Professor Susanne Iwarsson manages the research team in Gerontology and Occupational Therapy at Lund University, and is the Director of the Centre for Ageing and Supportive Environments (CASE). The centre is focused on environmental gerontology, with the focus on housing, outdoor environments, public facilities and public transport as supportive environments for older people’s activity and health.
The situation of senior citizens is important in the public debate in Sweden, most often focusing on issues of the quality of care and social services. “While quality of care of course is vital, quality of life is highly dependent on the living environment at large, as elderly people tend to spend most of their time at home and in its close surroundings. It is essential that the standards of daily life in the broadest sense are acceptable, and hence it is not sufficient to focus solely on the provision of care”, Susanne Iwarsson explains.
“There is a lot of research dedicated to medical issues and care provided to the elderly, but so far not much has been done in the area of living environments. The surrounding environment has a great impact on health, which is what we dedicate our research to and work actively to translate into practical measures for those working in health care, housing provision and societal planning in general”.

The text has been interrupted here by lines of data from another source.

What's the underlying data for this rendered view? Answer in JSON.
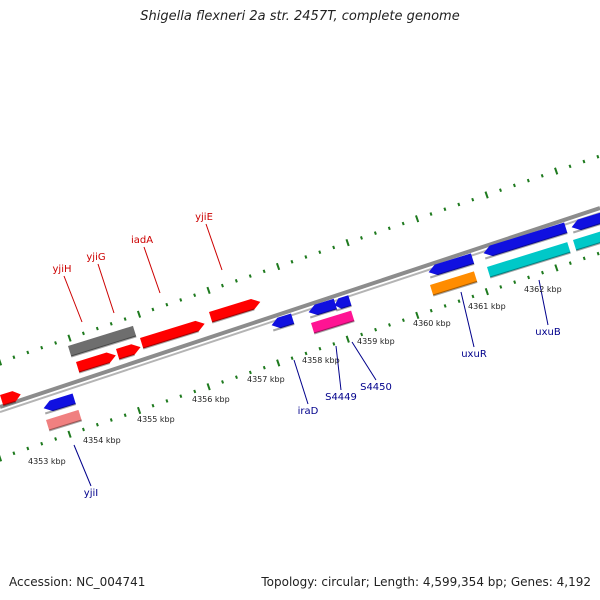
{
  "title": "Shigella flexneri 2a str. 2457T, complete genome",
  "footer": {
    "accession": "Accession: NC_004741",
    "summary": "Topology: circular; Length: 4,599,354 bp; Genes: 4,192"
  },
  "colors": {
    "backbone": "#8c8c8c",
    "tick": "#1e7a1e",
    "label_forward": "#cc0000",
    "label_reverse": "#00008b",
    "gene_red": "#ff0000",
    "gene_gray": "#6e6e6e",
    "gene_blue": "#1010e0",
    "gene_magenta": "#ff1493",
    "gene_orange": "#ff8c00",
    "gene_cyan": "#00c8c8",
    "gene_pink": "#f08080"
  },
  "axis": {
    "unit": "kbp",
    "labels": [
      "4353 kbp",
      "4354 kbp",
      "4355 kbp",
      "4356 kbp",
      "4357 kbp",
      "4358 kbp",
      "4359 kbp",
      "4360 kbp",
      "4361 kbp",
      "4362 kbp"
    ]
  },
  "gene_labels": {
    "forward": [
      "yjiH",
      "yjiG",
      "iadA",
      "yjiE"
    ],
    "reverse": [
      "yjiI",
      "iraD",
      "S4449",
      "S4450",
      "uxuR",
      "uxuB"
    ]
  }
}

Comprehensive study in how living standards affect health
Professor Iwarsson coordinated the extensive ENABLE-AGE project, largely funded by the European Commission during 2002 – 2004. The main objective was to study how different aspects of the domestic environment interact with the way very old people perceive their health.
The project involved a total of 1,918 very old people in Sweden, Germany, the United Kingdom, Hungary and Latvia and consisted of a survey, a qualitative interview study and a review of legislation on service, care and housing for older people.
The survey generated a database containing 1,600 variables concerning objective and subjective aspects of the housing environment and health. Supported by national funding, CASE researchers have followed the Swedish participants during six years, and results based on longitudinal data are underway. Likewise, the colleagues in Germany and Latvia run longitudinal studies on their samples, providing unique possibilities for cross-national studies.
“We have hitherto published 30 scientific papers based on the project, including methodological studies. In this kind of research, it is very important to publish not only core results of the project, but also results based on the experiences and challenges coming up in research on old people’s housing and health which involves more than one country”, Professor Iwarsson clarifies.